How To Rebuild Neoconservatism: Palestine, Ctd
I guess I didn't expect much of a response to my post yesterday and I wasn't disappointed. But I am not the first to make this case. Back when democracy-building in the Arab world was a major neoconservative theme, my current boss, James Bennet, then NYT's correspondent in Jerusalem, wrote two pieces. From May 2002:
It is perhaps Pollyannaish even to conjure the scenario, at such a dark moment in Israeli-Palestinian relations. But imagine the effect on Israeli fears about Palestinian intentions, and on Arab-Israeli diplomacy, if a democratic Palestinian government sought a peace accord guaranteeing a two-state solution with Israel. Imagine the effect on Palestinian life ...
Among the Arabs, Palestinians are uniquely suited for such a democratic experiment, because of their bitter, close relationship with Israel, their stateless years and the intense international focus on their cause.
Nader Said, a sociologist at Bir Zeit University in Ramallah, said that the Israeli occupation had instilled in Palestinians ''their defiance of authority in general, and this sort of tendency for freedom -- wanting personal freedom, and to not be controlled.'' At the same time, he said, ''even under the worst of circumstances, Palestinians have admired Israeli democracy.'' These are experiences that Mr.

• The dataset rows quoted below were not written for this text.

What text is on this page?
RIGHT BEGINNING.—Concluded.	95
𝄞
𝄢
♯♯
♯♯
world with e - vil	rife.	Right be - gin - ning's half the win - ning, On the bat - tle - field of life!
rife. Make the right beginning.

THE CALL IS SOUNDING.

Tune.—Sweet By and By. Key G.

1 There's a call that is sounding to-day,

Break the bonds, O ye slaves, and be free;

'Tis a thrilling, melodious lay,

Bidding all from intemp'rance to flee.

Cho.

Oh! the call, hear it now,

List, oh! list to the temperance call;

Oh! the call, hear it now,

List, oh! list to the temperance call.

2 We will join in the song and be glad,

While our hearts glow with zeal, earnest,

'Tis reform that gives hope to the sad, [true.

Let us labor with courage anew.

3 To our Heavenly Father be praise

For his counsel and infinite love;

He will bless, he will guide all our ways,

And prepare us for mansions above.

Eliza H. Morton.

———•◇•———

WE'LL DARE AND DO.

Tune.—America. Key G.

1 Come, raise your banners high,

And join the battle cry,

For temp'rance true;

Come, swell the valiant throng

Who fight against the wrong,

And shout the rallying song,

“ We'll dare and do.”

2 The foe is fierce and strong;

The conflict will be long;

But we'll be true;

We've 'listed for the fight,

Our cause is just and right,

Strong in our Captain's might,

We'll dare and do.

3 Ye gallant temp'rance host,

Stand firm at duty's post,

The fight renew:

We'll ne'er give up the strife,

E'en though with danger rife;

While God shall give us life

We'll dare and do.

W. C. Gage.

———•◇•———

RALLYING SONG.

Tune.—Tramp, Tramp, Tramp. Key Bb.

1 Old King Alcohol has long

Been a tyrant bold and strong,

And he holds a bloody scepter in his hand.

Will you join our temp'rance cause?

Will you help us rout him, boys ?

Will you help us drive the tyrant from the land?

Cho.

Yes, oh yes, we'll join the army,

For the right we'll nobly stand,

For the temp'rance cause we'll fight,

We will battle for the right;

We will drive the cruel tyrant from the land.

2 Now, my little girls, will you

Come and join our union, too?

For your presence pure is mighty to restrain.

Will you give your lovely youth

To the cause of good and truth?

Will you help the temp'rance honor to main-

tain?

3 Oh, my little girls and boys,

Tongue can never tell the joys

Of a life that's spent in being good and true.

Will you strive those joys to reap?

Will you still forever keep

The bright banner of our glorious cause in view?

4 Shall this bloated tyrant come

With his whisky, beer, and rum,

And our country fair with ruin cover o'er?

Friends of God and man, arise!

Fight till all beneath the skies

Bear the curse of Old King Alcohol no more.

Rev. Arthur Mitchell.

Arafat and his closest associates, in exile for so many years, did not have.
He followed up a year later. I recall Paul Wolfowitz once making this point, but now that Arafat is dead and even Israelis are remarking on the solid economic and political progress on the West Bank, why are there so few neocons eager to support this emphasis? Their silence does not help them convince others that they are genuine about Arab and Muslim democracy, rather than deploying these memes as a cynical way to advance what they foolishly think are the interests of Israel in the region.
But I remain hopeful, if only because the alternative is so bloody depressing. Imagine what the $8 billion thrown into corrupt hands in Iraq could accomplish in Palestine.